Distressed, complainant filed a petition for certiorari[6] before the Commission on Elections (COMELEC), seeking a Temporary Restraining Order (TRO) against the issuance of the writ of execution pending appeal.[7] In an Order[8] dated February 13, 2014, the COMELEC issued a TRO, directing Hon.
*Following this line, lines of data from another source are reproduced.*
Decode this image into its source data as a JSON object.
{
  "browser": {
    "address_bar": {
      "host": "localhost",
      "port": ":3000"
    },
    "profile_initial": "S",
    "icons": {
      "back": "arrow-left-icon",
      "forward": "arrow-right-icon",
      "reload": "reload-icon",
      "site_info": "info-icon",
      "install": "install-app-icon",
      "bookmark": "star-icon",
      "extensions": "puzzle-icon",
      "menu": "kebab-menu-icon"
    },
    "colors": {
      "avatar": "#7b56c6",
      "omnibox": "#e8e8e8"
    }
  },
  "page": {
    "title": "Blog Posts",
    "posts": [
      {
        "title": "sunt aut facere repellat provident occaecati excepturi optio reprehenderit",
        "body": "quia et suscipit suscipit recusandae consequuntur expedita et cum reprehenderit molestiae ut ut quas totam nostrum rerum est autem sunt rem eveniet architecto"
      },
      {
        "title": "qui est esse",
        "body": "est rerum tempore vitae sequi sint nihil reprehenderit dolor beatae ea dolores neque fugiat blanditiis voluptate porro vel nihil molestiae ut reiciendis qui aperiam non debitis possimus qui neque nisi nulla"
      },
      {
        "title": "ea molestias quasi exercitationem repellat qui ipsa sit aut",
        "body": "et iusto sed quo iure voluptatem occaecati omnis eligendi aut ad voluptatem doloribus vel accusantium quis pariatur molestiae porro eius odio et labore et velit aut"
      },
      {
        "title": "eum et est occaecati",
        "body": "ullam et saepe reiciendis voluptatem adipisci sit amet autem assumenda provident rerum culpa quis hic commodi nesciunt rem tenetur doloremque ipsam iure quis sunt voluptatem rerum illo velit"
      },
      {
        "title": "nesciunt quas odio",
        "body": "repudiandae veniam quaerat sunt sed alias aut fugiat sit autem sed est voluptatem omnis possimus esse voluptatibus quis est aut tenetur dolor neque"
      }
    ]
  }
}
Gay Marie F. Lubigan-Rafael (RTC Judge), in her official capacity as Presiding Judge of the RTC, to cease and desist from enforcing the January 15, 2014 Order, effective immediately.[9] Accordingly, the RTC issued another Order[10] dated February 25, 2014 (February 25, 2014 Order), pertinent portion of which reads:

In view thereof, the OIC-Branch [COC] is directed NOT TO ISSUE a Writ of Execution in accordance with the [January 15, 2014] Order until further notice.[11]

Despite the TRO and the RTC's February 25, 2014 Order, respondent, as counsel of Villarosa, filed five (5) manifestations[12] addressed to the COC insisting on the writ's issuance. Notably, he did not serve copies of these manifestations to the other party.[13]
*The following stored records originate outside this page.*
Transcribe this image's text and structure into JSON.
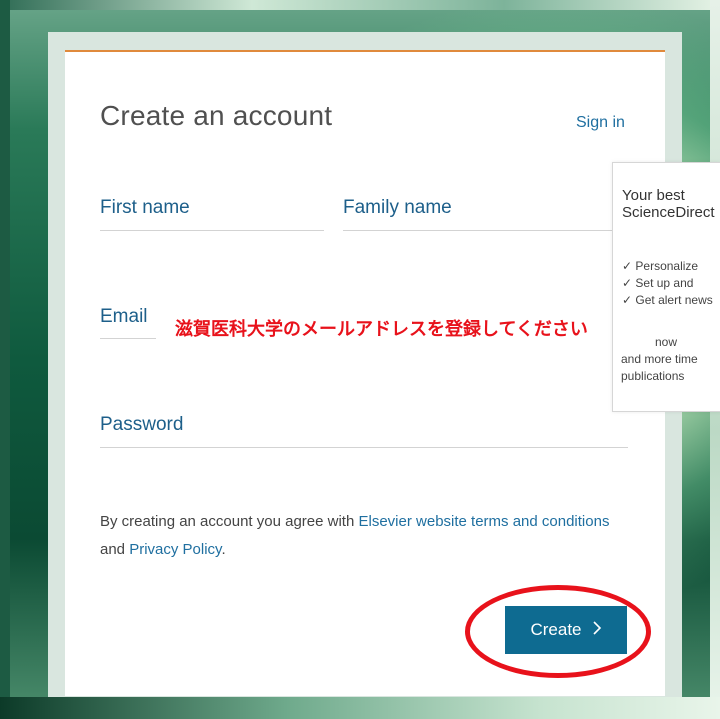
{
  "form": {
    "title": "Create an account",
    "signin_label": "Sign in",
    "first_name_label": "First name",
    "family_name_label": "Family name",
    "email_label": "Email",
    "password_label": "Password",
    "terms_prefix": "By creating an account you agree with ",
    "terms_link": "Elsevier website terms and conditions",
    "terms_and": " and ",
    "privacy_link": "Privacy Policy",
    "terms_suffix": ".",
    "create_label": "Create",
    "create_icon": "chevron-right-icon"
  },
  "annotation": {
    "text": "滋賀医科大学のメールアドレスを登録してください",
    "color": "#e8121b"
  },
  "promo": {
    "title_line1": "Your best",
    "title_line2": "ScienceDirect",
    "items": [
      "✓ Personalize",
      "✓ Set up and",
      "✓ Get alert news"
    ],
    "para_line1": "now",
    "para_line2": "and more time",
    "para_line3": "publications"
  },
  "colors": {
    "accent": "#e08a3c",
    "link": "#1f6fa0",
    "button": "#0e6b91"
  }
}
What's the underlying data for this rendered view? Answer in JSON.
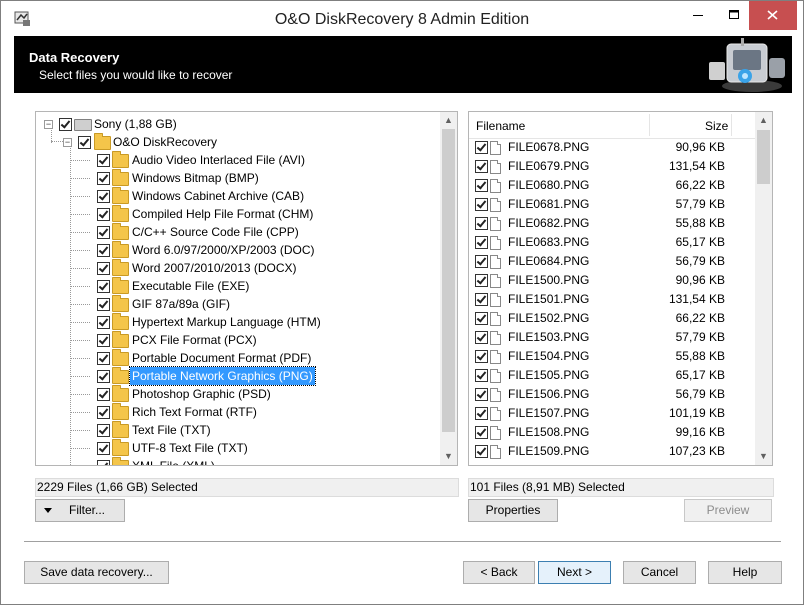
{
  "window": {
    "title": "O&O DiskRecovery 8 Admin Edition",
    "controls": {
      "minimize": "–",
      "maximize": "□",
      "close": "✕"
    }
  },
  "header": {
    "title": "Data Recovery",
    "subtitle": "Select files you would like to recover"
  },
  "tree": {
    "root": {
      "label": "Sony (1,88 GB)",
      "checked": true,
      "icon": "drive-icon"
    },
    "node": {
      "label": "O&O DiskRecovery",
      "checked": true,
      "icon": "folder-icon"
    },
    "items": [
      {
        "label": "Audio Video Interlaced File (AVI)",
        "checked": true
      },
      {
        "label": "Windows Bitmap (BMP)",
        "checked": true
      },
      {
        "label": "Windows Cabinet Archive (CAB)",
        "checked": true
      },
      {
        "label": "Compiled Help File Format (CHM)",
        "checked": true
      },
      {
        "label": "C/C++ Source Code File (CPP)",
        "checked": true
      },
      {
        "label": "Word 6.0/97/2000/XP/2003 (DOC)",
        "checked": true
      },
      {
        "label": "Word 2007/2010/2013 (DOCX)",
        "checked": true
      },
      {
        "label": "Executable File (EXE)",
        "checked": true
      },
      {
        "label": "GIF 87a/89a (GIF)",
        "checked": true
      },
      {
        "label": "Hypertext Markup Language (HTM)",
        "checked": true
      },
      {
        "label": "PCX File Format (PCX)",
        "checked": true
      },
      {
        "label": "Portable Document Format (PDF)",
        "checked": true
      },
      {
        "label": "Portable Network Graphics (PNG)",
        "checked": true,
        "selected": true
      },
      {
        "label": "Photoshop Graphic (PSD)",
        "checked": true
      },
      {
        "label": "Rich Text Format (RTF)",
        "checked": true
      },
      {
        "label": "Text File (TXT)",
        "checked": true
      },
      {
        "label": "UTF-8 Text File (TXT)",
        "checked": true
      },
      {
        "label": "XML File (XML)",
        "checked": true
      }
    ]
  },
  "file_list": {
    "columns": {
      "filename": "Filename",
      "size": "Size"
    },
    "rows": [
      {
        "name": "FILE0678.PNG",
        "size": "90,96 KB"
      },
      {
        "name": "FILE0679.PNG",
        "size": "131,54 KB"
      },
      {
        "name": "FILE0680.PNG",
        "size": "66,22 KB"
      },
      {
        "name": "FILE0681.PNG",
        "size": "57,79 KB"
      },
      {
        "name": "FILE0682.PNG",
        "size": "55,88 KB"
      },
      {
        "name": "FILE0683.PNG",
        "size": "65,17 KB"
      },
      {
        "name": "FILE0684.PNG",
        "size": "56,79 KB"
      },
      {
        "name": "FILE1500.PNG",
        "size": "90,96 KB"
      },
      {
        "name": "FILE1501.PNG",
        "size": "131,54 KB"
      },
      {
        "name": "FILE1502.PNG",
        "size": "66,22 KB"
      },
      {
        "name": "FILE1503.PNG",
        "size": "57,79 KB"
      },
      {
        "name": "FILE1504.PNG",
        "size": "55,88 KB"
      },
      {
        "name": "FILE1505.PNG",
        "size": "65,17 KB"
      },
      {
        "name": "FILE1506.PNG",
        "size": "56,79 KB"
      },
      {
        "name": "FILE1507.PNG",
        "size": "101,19 KB"
      },
      {
        "name": "FILE1508.PNG",
        "size": "99,16 KB"
      },
      {
        "name": "FILE1509.PNG",
        "size": "107,23 KB"
      }
    ]
  },
  "status": {
    "left": "2229 Files (1,66 GB) Selected",
    "right": "101 Files (8,91 MB) Selected"
  },
  "buttons": {
    "filter": "Filter...",
    "properties": "Properties",
    "preview": "Preview",
    "save": "Save data recovery...",
    "back": "< Back",
    "next": "Next >",
    "cancel": "Cancel",
    "help": "Help"
  }
}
In these manifestations, respondent claimed that his client received the RTC's January 15, 2014 Order on January 18, 2014, and counting from said date, the twenty-day period ended on February 12, 2014.[14] Since the COMELEC only issued the TRO on February 13, 2014, the TRO no longer had any effect. Respondent further asserted that the TRO was addressed only to the RTC Judge, and not to the COC; therefore, the COC is not bound by the TRO. For these reasons, respondent insisted that the COC could legally issue the writ of execution pending appeal.[15]
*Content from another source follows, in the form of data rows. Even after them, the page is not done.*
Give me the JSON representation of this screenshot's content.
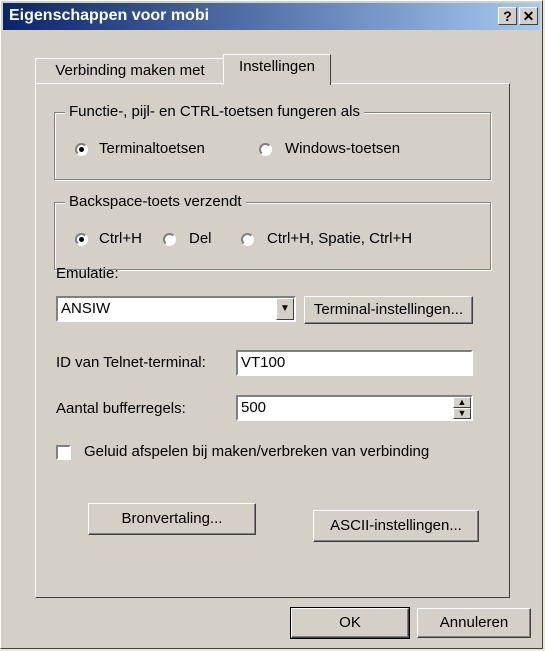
{
  "window": {
    "title": "Eigenschappen voor mobi",
    "help_label": "?",
    "close_label": "✕"
  },
  "tabs": [
    {
      "label": "Verbinding maken met",
      "active": false
    },
    {
      "label": "Instellingen",
      "active": true
    }
  ],
  "function_keys": {
    "legend": "Functie-, pijl- en CTRL-toetsen fungeren als",
    "options": [
      {
        "label": "Terminaltoetsen",
        "selected": true
      },
      {
        "label": "Windows-toetsen",
        "selected": false
      }
    ]
  },
  "backspace": {
    "legend": "Backspace-toets verzendt",
    "options": [
      {
        "label": "Ctrl+H",
        "selected": true
      },
      {
        "label": "Del",
        "selected": false
      },
      {
        "label": "Ctrl+H, Spatie, Ctrl+H",
        "selected": false
      }
    ]
  },
  "emulation": {
    "label": "Emulatie:",
    "selected": "ANSIW",
    "terminal_settings_button": "Terminal-instellingen..."
  },
  "telnet_id": {
    "label": "ID van Telnet-terminal:",
    "value": "VT100"
  },
  "buffer_lines": {
    "label": "Aantal bufferregels:",
    "value": "500"
  },
  "sound_checkbox": {
    "label": "Geluid afspelen bij maken/verbreken van verbinding",
    "checked": false
  },
  "buttons": {
    "translation": "Bronvertaling...",
    "ascii": "ASCII-instellingen...",
    "ok": "OK",
    "cancel": "Annuleren"
  }
}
The COC eventually issued a Writ of Execution Pending Appeal addressed to the sheriff. However, complainant only found out about respondent's manifestations when the sheriff attempted to serve the writ on him.[16] Soon thereafter, complainant filed the disbarment complaint.

In his complaint, complainant argued that respondent violated his ethical duties when he misled and induced the COC to defy lawful orders - particularly, the COMELEC's TRO and the RTC's February 25, 2014 Order.[17] As a result, respondent allegedly violated Canons 1, 10, 15, and 19 of the CPR.[18]

In his answer,[19] respondent claimed that, first, since the case records had been transmitted to the COMELEC on January 31, 2014, the RTC was divested of jurisdiction over the case; therefore, it had no more power to issue the February 25, 2014 Order.[20] Respondent put forward the same reason for filing the five manifestations with the COC instead of the RTC Judge.[21] Second, the manifestations contained no misleading statements or factual deviations. He merely stated in his manifestations his honest belief that the twenty-day period had already lapsed when the COMELEC issued its TRO; hence, it no longer had any binding effect. He explained that the filing of manifestations to highlight his position did not violate any rule.[22] Third, he allegedly filed those manifestations pursuant to his duty under Canon 18 of the CPR to represent his client with competence and diligence.[23]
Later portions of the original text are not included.